R: A ideia surgiu logo após o lançamento do meu primeiro livro, ”Viver é uma arte – Transformando a dor em palavras”. Eu ainda estava refletindo sobre o impacto das mudanças que a perda de minha mãe trouxe para minha vida, quando recebi o convite de Felipe Brandão da Planeta editora para realizar um novo livro. Bem, o tema já estava em minha cabeça e quando coloquei para ele minhas ideias, elas foram imediatamente aceitas como a proposta desse segundo livro: mergulhar nas diversas possibilidades e formas de transformação que passamos ao longo da vida.
- Você aborda temas profundos como espiritualidade, filosofia e transcendência. Como foi o processo de organizar tantas ideias em textos curtos e acessíveis?
R: Tive a ajuda da professora de literatura Marcella Abboud na supervisão de conteúdo do livro. Já havíamos feito uma boa parceria no livro anterior e sugeri a editora que ela me ajudasse nesse livro também, era com ela que discutia as ideias e o resultado final dos textos, ela me ajudou na organização editorial do livro para apresentarmos para a Malu Polleti e o Vitor Castrillo da editora. A escrita é um exercício solitário mas, para chegar ao resultado final de um livro, ele passa por muitas mãos especializadas para chegar ao melhor resultado possível para o leitor.

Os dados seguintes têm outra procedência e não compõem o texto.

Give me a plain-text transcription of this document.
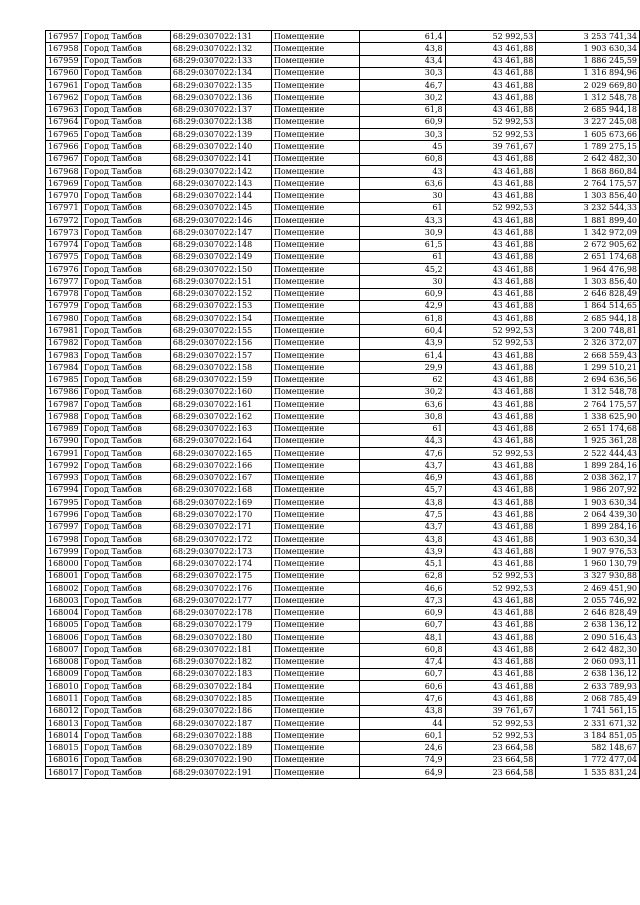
167957	Город Тамбов	68:29:0307022:131	Помещение	61,4	52 992,53	3 253 741,34
167958	Город Тамбов	68:29:0307022:132	Помещение	43,8	43 461,88	1 903 630,34
167959	Город Тамбов	68:29:0307022:133	Помещение	43,4	43 461,88	1 886 245,59
167960	Город Тамбов	68:29:0307022:134	Помещение	30,3	43 461,88	1 316 894,96
167961	Город Тамбов	68:29:0307022:135	Помещение	46,7	43 461,88	2 029 669,80
167962	Город Тамбов	68:29:0307022:136	Помещение	30,2	43 461,88	1 312 548,78
167963	Город Тамбов	68:29:0307022:137	Помещение	61,8	43 461,88	2 685 944,18
167964	Город Тамбов	68:29:0307022:138	Помещение	60,9	52 992,53	3 227 245,08
167965	Город Тамбов	68:29:0307022:139	Помещение	30,3	52 992,53	1 605 673,66
167966	Город Тамбов	68:29:0307022:140	Помещение	45	39 761,67	1 789 275,15
167967	Город Тамбов	68:29:0307022:141	Помещение	60,8	43 461,88	2 642 482,30
167968	Город Тамбов	68:29:0307022:142	Помещение	43	43 461,88	1 868 860,84
167969	Город Тамбов	68:29:0307022:143	Помещение	63,6	43 461,88	2 764 175,57
167970	Город Тамбов	68:29:0307022:144	Помещение	30	43 461,88	1 303 856,40
167971	Город Тамбов	68:29:0307022:145	Помещение	61	52 992,53	3 232 544,33
167972	Город Тамбов	68:29:0307022:146	Помещение	43,3	43 461,88	1 881 899,40
167973	Город Тамбов	68:29:0307022:147	Помещение	30,9	43 461,88	1 342 972,09
167974	Город Тамбов	68:29:0307022:148	Помещение	61,5	43 461,88	2 672 905,62
167975	Город Тамбов	68:29:0307022:149	Помещение	61	43 461,88	2 651 174,68
167976	Город Тамбов	68:29:0307022:150	Помещение	45,2	43 461,88	1 964 476,98
167977	Город Тамбов	68:29:0307022:151	Помещение	30	43 461,88	1 303 856,40
167978	Город Тамбов	68:29:0307022:152	Помещение	60,9	43 461,88	2 646 828,49
167979	Город Тамбов	68:29:0307022:153	Помещение	42,9	43 461,88	1 864 514,65
167980	Город Тамбов	68:29:0307022:154	Помещение	61,8	43 461,88	2 685 944,18
167981	Город Тамбов	68:29:0307022:155	Помещение	60,4	52 992,53	3 200 748,81
167982	Город Тамбов	68:29:0307022:156	Помещение	43,9	52 992,53	2 326 372,07
167983	Город Тамбов	68:29:0307022:157	Помещение	61,4	43 461,88	2 668 559,43
167984	Город Тамбов	68:29:0307022:158	Помещение	29,9	43 461,88	1 299 510,21
167985	Город Тамбов	68:29:0307022:159	Помещение	62	43 461,88	2 694 636,56
167986	Город Тамбов	68:29:0307022:160	Помещение	30,2	43 461,88	1 312 548,78
167987	Город Тамбов	68:29:0307022:161	Помещение	63,6	43 461,88	2 764 175,57
167988	Город Тамбов	68:29:0307022:162	Помещение	30,8	43 461,88	1 338 625,90
167989	Город Тамбов	68:29:0307022:163	Помещение	61	43 461,88	2 651 174,68
167990	Город Тамбов	68:29:0307022:164	Помещение	44,3	43 461,88	1 925 361,28
167991	Город Тамбов	68:29:0307022:165	Помещение	47,6	52 992,53	2 522 444,43
167992	Город Тамбов	68:29:0307022:166	Помещение	43,7	43 461,88	1 899 284,16
167993	Город Тамбов	68:29:0307022:167	Помещение	46,9	43 461,88	2 038 362,17
167994	Город Тамбов	68:29:0307022:168	Помещение	45,7	43 461,88	1 986 207,92
167995	Город Тамбов	68:29:0307022:169	Помещение	43,8	43 461,88	1 903 630,34
167996	Город Тамбов	68:29:0307022:170	Помещение	47,5	43 461,88	2 064 439,30
167997	Город Тамбов	68:29:0307022:171	Помещение	43,7	43 461,88	1 899 284,16
167998	Город Тамбов	68:29:0307022:172	Помещение	43,8	43 461,88	1 903 630,34
167999	Город Тамбов	68:29:0307022:173	Помещение	43,9	43 461,88	1 907 976,53
168000	Город Тамбов	68:29:0307022:174	Помещение	45,1	43 461,88	1 960 130,79
168001	Город Тамбов	68:29:0307022:175	Помещение	62,8	52 992,53	3 327 930,88
168002	Город Тамбов	68:29:0307022:176	Помещение	46,6	52 992,53	2 469 451,90
168003	Город Тамбов	68:29:0307022:177	Помещение	47,3	43 461,88	2 055 746,92
168004	Город Тамбов	68:29:0307022:178	Помещение	60,9	43 461,88	2 646 828,49
168005	Город Тамбов	68:29:0307022:179	Помещение	60,7	43 461,88	2 638 136,12
168006	Город Тамбов	68:29:0307022:180	Помещение	48,1	43 461,88	2 090 516,43
168007	Город Тамбов	68:29:0307022:181	Помещение	60,8	43 461,88	2 642 482,30
168008	Город Тамбов	68:29:0307022:182	Помещение	47,4	43 461,88	2 060 093,11
168009	Город Тамбов	68:29:0307022:183	Помещение	60,7	43 461,88	2 638 136,12
168010	Город Тамбов	68:29:0307022:184	Помещение	60,6	43 461,88	2 633 789,93
168011	Город Тамбов	68:29:0307022:185	Помещение	47,6	43 461,88	2 068 785,49
168012	Город Тамбов	68:29:0307022:186	Помещение	43,8	39 761,67	1 741 561,15
168013	Город Тамбов	68:29:0307022:187	Помещение	44	52 992,53	2 331 671,32
168014	Город Тамбов	68:29:0307022:188	Помещение	60,1	52 992,53	3 184 851,05
168015	Город Тамбов	68:29:0307022:189	Помещение	24,6	23 664,58	582 148,67
168016	Город Тамбов	68:29:0307022:190	Помещение	74,9	23 664,58	1 772 477,04
168017	Город Тамбов	68:29:0307022:191	Помещение	64,9	23 664,58	1 535 831,24
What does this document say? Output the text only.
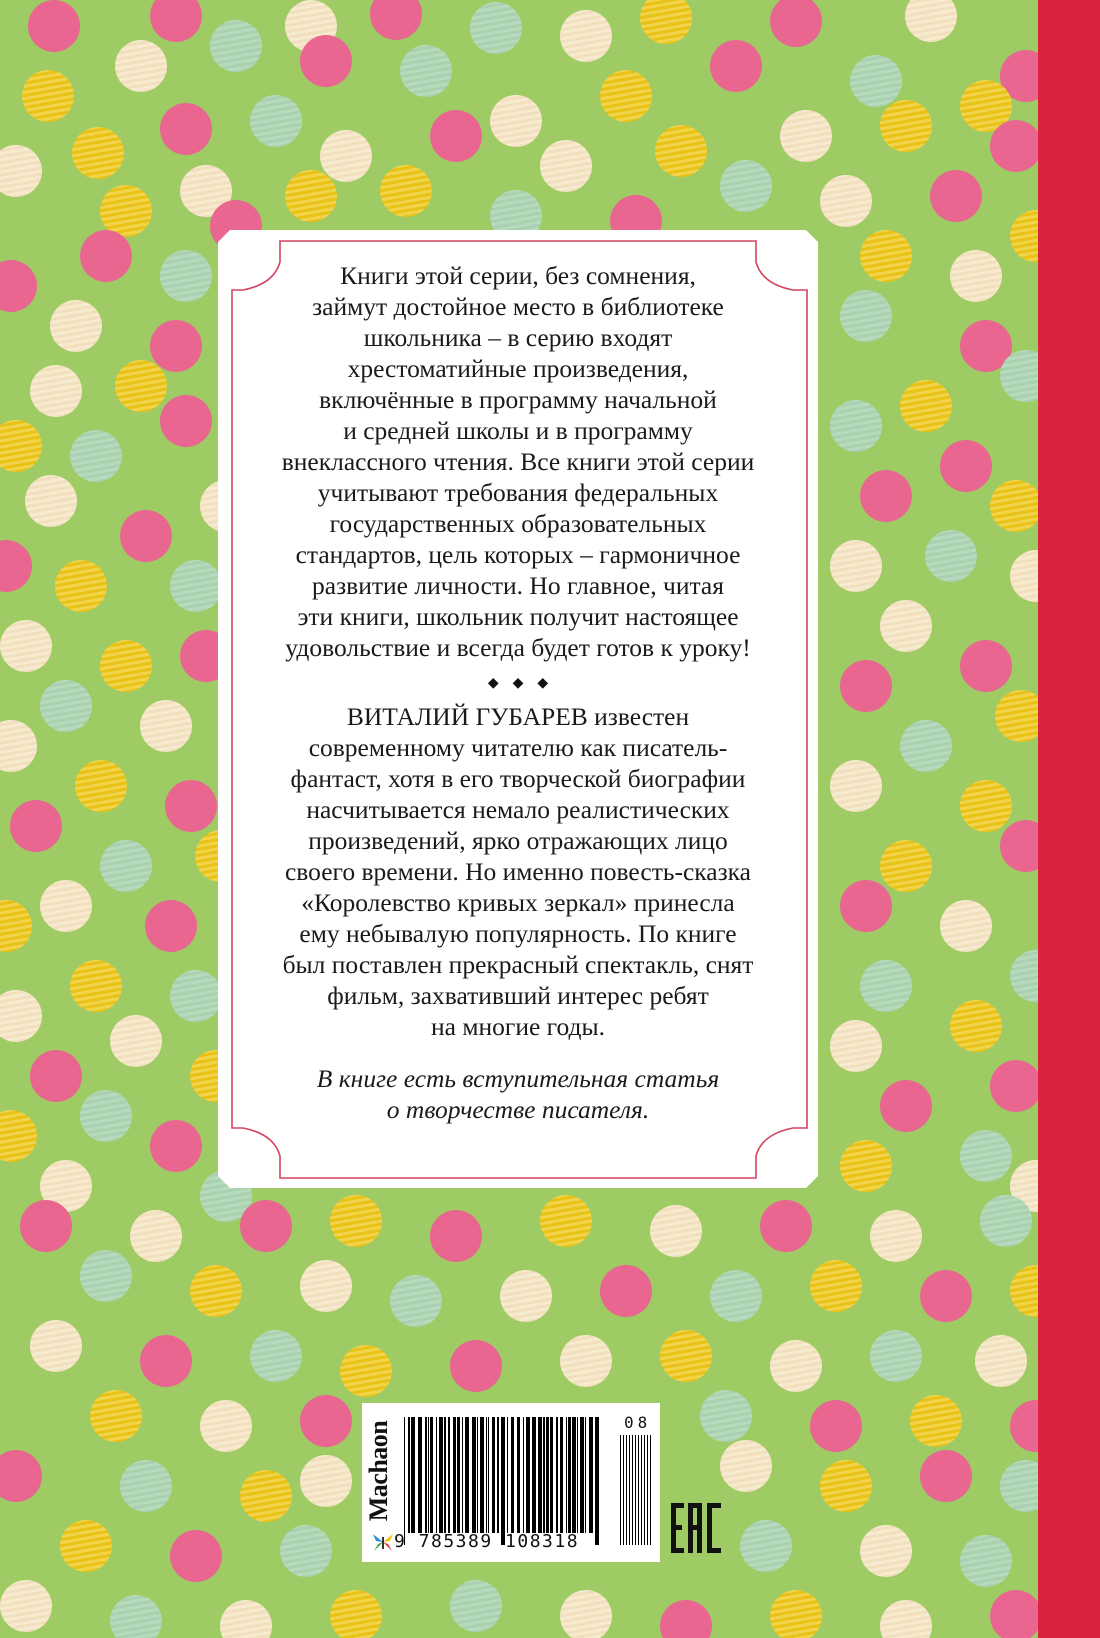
Книги этой серии, без сомнения,
займут достойное место в библиотеке
школьника – в серию входят
хрестоматийные произведения,
включённые в программу начальной
и средней школы и в программу
внеклассного чтения. Все книги этой серии
учитывают требования федеральных
государственных образовательных
стандартов, цель которых – гармоничное
развитие личности. Но главное, читая
эти книги, школьник получит настоящее
удовольствие и всегда будет готов к уроку!

◆ ◆ ◆

ВИТАЛИЙ ГУБАРЕВ известен
современному читателю как писатель-
фантаст, хотя в его творческой биографии
насчитывается немало реалистических
произведений, ярко отражающих лицо
своего времени. Но именно повесть-сказка
«Королевство кривых зеркал» принесла
ему небывалую популярность. По книге
был поставлен прекрасный спектакль, снят
фильм, захвативший интерес ребят
на многие годы.

В книге есть вступительная статья
о творчестве писателя.

Machaon
9 785389 108318
08
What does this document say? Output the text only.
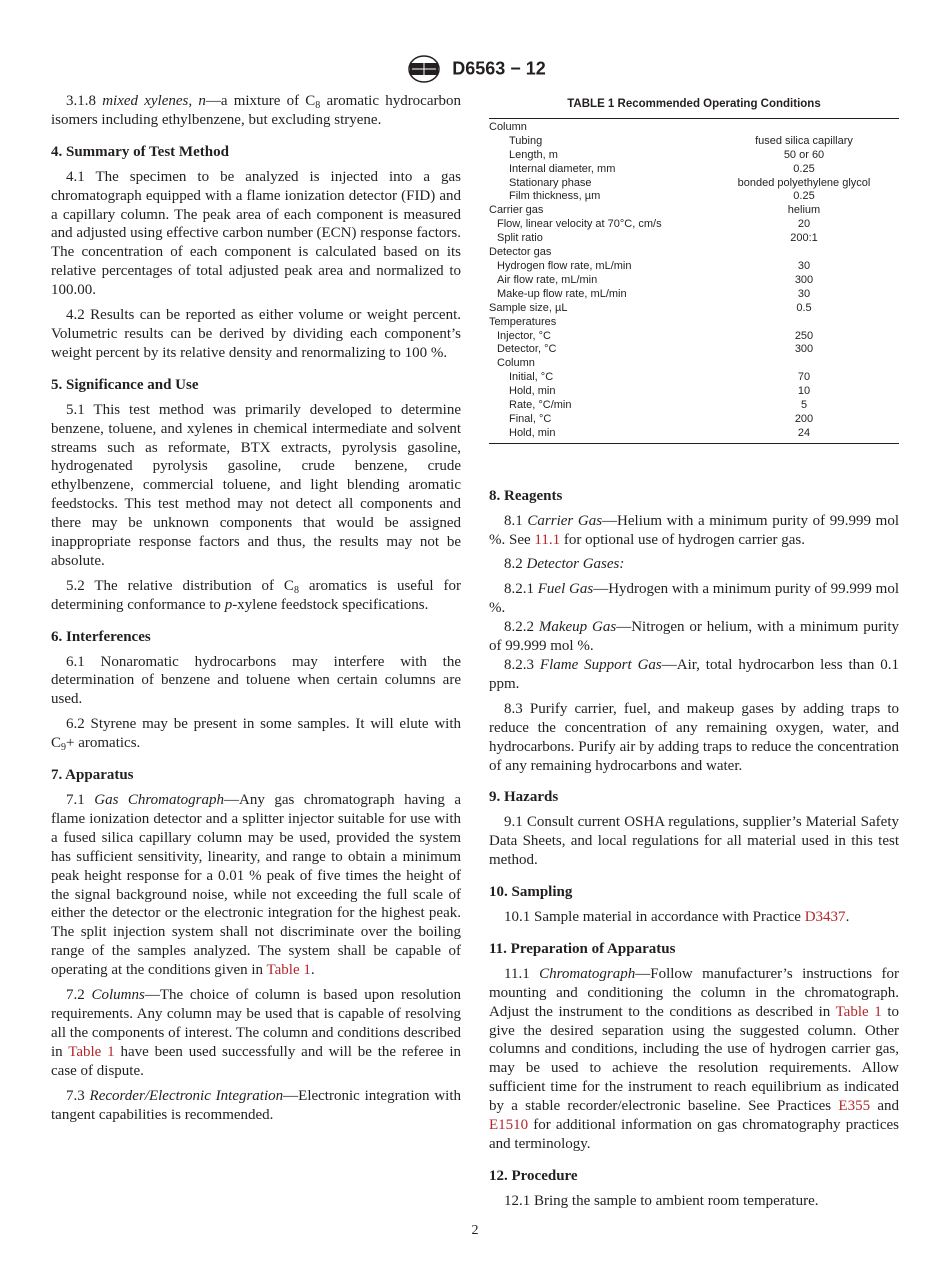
D6563 − 12

3.1.8 mixed xylenes, n—a mixture of $C_8$ aromatic hydrocarbon isomers including ethylbenzene, but excluding stryene.

4. Summary of Test Method

4.1 The specimen to be analyzed is injected into a gas chromatograph equipped with a flame ionization detector (FID) and a capillary column. The peak area of each component is measured and adjusted using effective carbon number (ECN) response factors. The concentration of each component is calculated based on its relative percentages of total adjusted peak area and normalized to 100.00.

4.2 Results can be reported as either volume or weight percent. Volumetric results can be derived by dividing each component’s weight percent by its relative density and renormalizing to 100 %.

5. Significance and Use

5.1 This test method was primarily developed to determine benzene, toluene, and xylenes in chemical intermediate and solvent streams such as reformate, BTX extracts, pyrolysis gasoline, hydrogenated pyrolysis gasoline, crude benzene, crude ethylbenzene, commercial toluene, and light blending aromatic feedstocks. This test method may not detect all components and there may be unknown components that would be assigned inappropriate response factors and thus, the results may not be absolute.

5.2 The relative distribution of $C_8$ aromatics is useful for determining conformance to p-xylene feedstock specifications.

6. Interferences

6.1 Nonaromatic hydrocarbons may interfere with the determination of benzene and toluene when certain columns are used.

6.2 Styrene may be present in some samples. It will elute with $C_9+$ aromatics.

7. Apparatus

7.1 Gas Chromatograph—Any gas chromatograph having a flame ionization detector and a splitter injector suitable for use with a fused silica capillary column may be used, provided the system has sufficient sensitivity, linearity, and range to obtain a minimum peak height response for a 0.01 % peak of five times the height of the signal background noise, while not exceeding the full scale of either the detector or the electronic integration for the highest peak. The split injection system shall not discriminate over the boiling range of the samples analyzed. The system shall be capable of operating at the conditions given in Table 1.

7.2 Columns—The choice of column is based upon resolution requirements. Any column may be used that is capable of resolving all the components of interest. The column and conditions described in Table 1 have been used successfully and will be the referee in case of dispute.

7.3 Recorder/Electronic Integration—Electronic integration with tangent capabilities is recommended.

TABLE 1 Recommended Operating Conditions

Column	
Tubing	fused silica capillary
Length, m	50 or 60
Internal diameter, mm	0.25
Stationary phase	bonded polyethylene glycol
Film thickness, µm	0.25
Carrier gas	helium
Flow, linear velocity at 70°C, cm/s	20
Split ratio	200:1
Detector gas	
Hydrogen flow rate, mL/min	30
Air flow rate, mL/min	300
Make-up flow rate, mL/min	30
Sample size, µL	0.5
Temperatures	
Injector, °C	250
Detector, °C	300
Column	
Initial, °C	70
Hold, min	10
Rate, °C/min	5
Final, °C	200
Hold, min	24

8. Reagents

8.1 Carrier Gas—Helium with a minimum purity of 99.999 mol %. See 11.1 for optional use of hydrogen carrier gas.

8.2 Detector Gases:

8.2.1 Fuel Gas—Hydrogen with a minimum purity of 99.999 mol %.

8.2.2 Makeup Gas—Nitrogen or helium, with a minimum purity of 99.999 mol %.

8.2.3 Flame Support Gas—Air, total hydrocarbon less than 0.1 ppm.

8.3 Purify carrier, fuel, and makeup gases by adding traps to reduce the concentration of any remaining oxygen, water, and hydrocarbons. Purify air by adding traps to reduce the concentration of any remaining hydrocarbons and water.

9. Hazards

9.1 Consult current OSHA regulations, supplier’s Material Safety Data Sheets, and local regulations for all material used in this test method.

10. Sampling

10.1 Sample material in accordance with Practice D3437.

11. Preparation of Apparatus

11.1 Chromatograph—Follow manufacturer’s instructions for mounting and conditioning the column in the chromatograph. Adjust the instrument to the conditions as described in Table 1 to give the desired separation using the suggested column. Other columns and conditions, including the use of hydrogen carrier gas, may be used to achieve the resolution requirements. Allow sufficient time for the instrument to reach equilibrium as indicated by a stable recorder/electronic baseline. See Practices E355 and E1510 for additional information on gas chromatography practices and terminology.

12. Procedure

12.1 Bring the sample to ambient room temperature.

2
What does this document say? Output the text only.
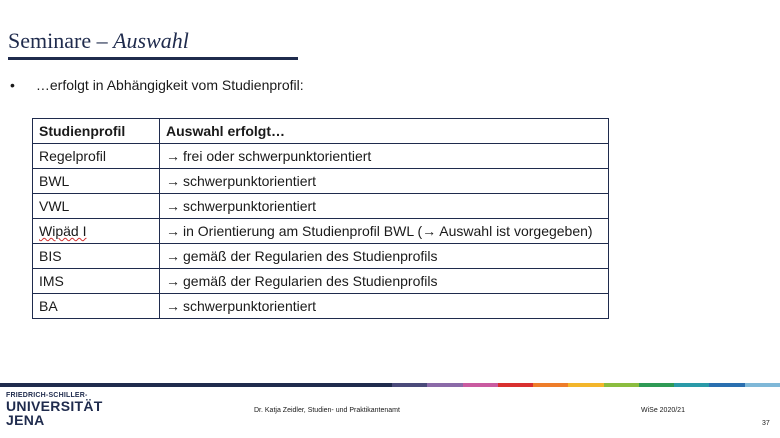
Seminare – Auswahl
• …erfolgt in Abhängigkeit vom Studienprofil:
Studienprofil	Auswahl erfolgt…
Regelprofil	→ frei oder schwerpunktorientiert
BWL	→ schwerpunktorientiert
VWL	→ schwerpunktorientiert
Wipäd I	→ in Orientierung am Studienprofil BWL (→ Auswahl ist vorgegeben)
BIS	→ gemäß der Regularien des Studienprofils
IMS	→ gemäß der Regularien des Studienprofils
BA	→ schwerpunktorientiert
FRIEDRICH-SCHILLER-
UNIVERSITÄT
JENA
Dr. Katja Zeidler, Studien- und Praktikantenamt	WiSe 2020/21
37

Eu participei em todo o processo, na escolha da ilustração e da ilustradora, a Fernanda Rodrigues, na ideia da capa, nas cores, enfim todo o livro foi pensado para que pudesse ser uma experiência estética sensível e clara para o leitor.
- A arte e a literatura são apontadas como portais de transformação. Porque escolheu Rumi, Fernando Pessoa, Clarice Lispector, Guimarães Rosa e Cora Coralina para representar essa conexão? Qual a influência de cada um na sua jornada pessoal e profissional?
R: Todos eles foram autores muito importantes que me transformaram ao longo da vida, desde minha infância, quando, aos 7 anos de idade, conheci Fernando Pessoa pela primeira vez, ao falar um poema dele na apresentação de final de ano da escola. Com ele descobri a força e a beleza da poesia, descobri que existe uma música nas palavras por trás de uma ideia, com seu poder de síntese e segui encantada com a poesia transcendental de Rumi, que abriu a minha a consciência para um amor mais amplo e espiritual, um amor que vai além dos corpos, ele me apresentou o amor universal e cósmico, me apaixonei por esse poeta Sufi e comecei a pesquisar tudo sobre sua vida. Na adolescência, iniciei a minha cumplicidade com Clarice Lispector que se estendeu por toda a minha vida pessoal e profissional. Clarice foi fundamental em minha formação artística, já que Clarice Lispector também se tornou uma referência em meu trabalho de atriz, dramaturga e diretora, foi uma revelação em todos os sentidos. Com Guimarães Rosa eu descobri que se pode ter uma linguagem própria e única, que se pode criar palavras e formas diferentes de falar desde que se crie uma conexão com os leitores, levando-os para dentro da obra, ele instituiu para mim o direito a criação mais ousada e radical, me provou que “o Sertão está em toda a parte” desde que saibamos olhar para ele. Com Cora Coralina me emocionei com a potência do simples, com a simplicidade e grandeza de sua obra e de seu sonho que só foi realizado aos 76 anos de idade, ou seja, no tardio de vida, o tempo é um ingrediente fundamental na obra de Cora Coralina. Todos eles e, cada um, foram muito importantes em minha formação de atriz e escritora porque me apresentaram visões múltiplas sobre a vida, o mundo, o amor, a literatura, a arte e sua capacidade criativa. Todos, com suas características muito marcantes, criaram uma linguagem única que me ajudaram a construir minha própria linguagem nos palcos e na literatura. Sou muito grata e apaixonada por cada um deles.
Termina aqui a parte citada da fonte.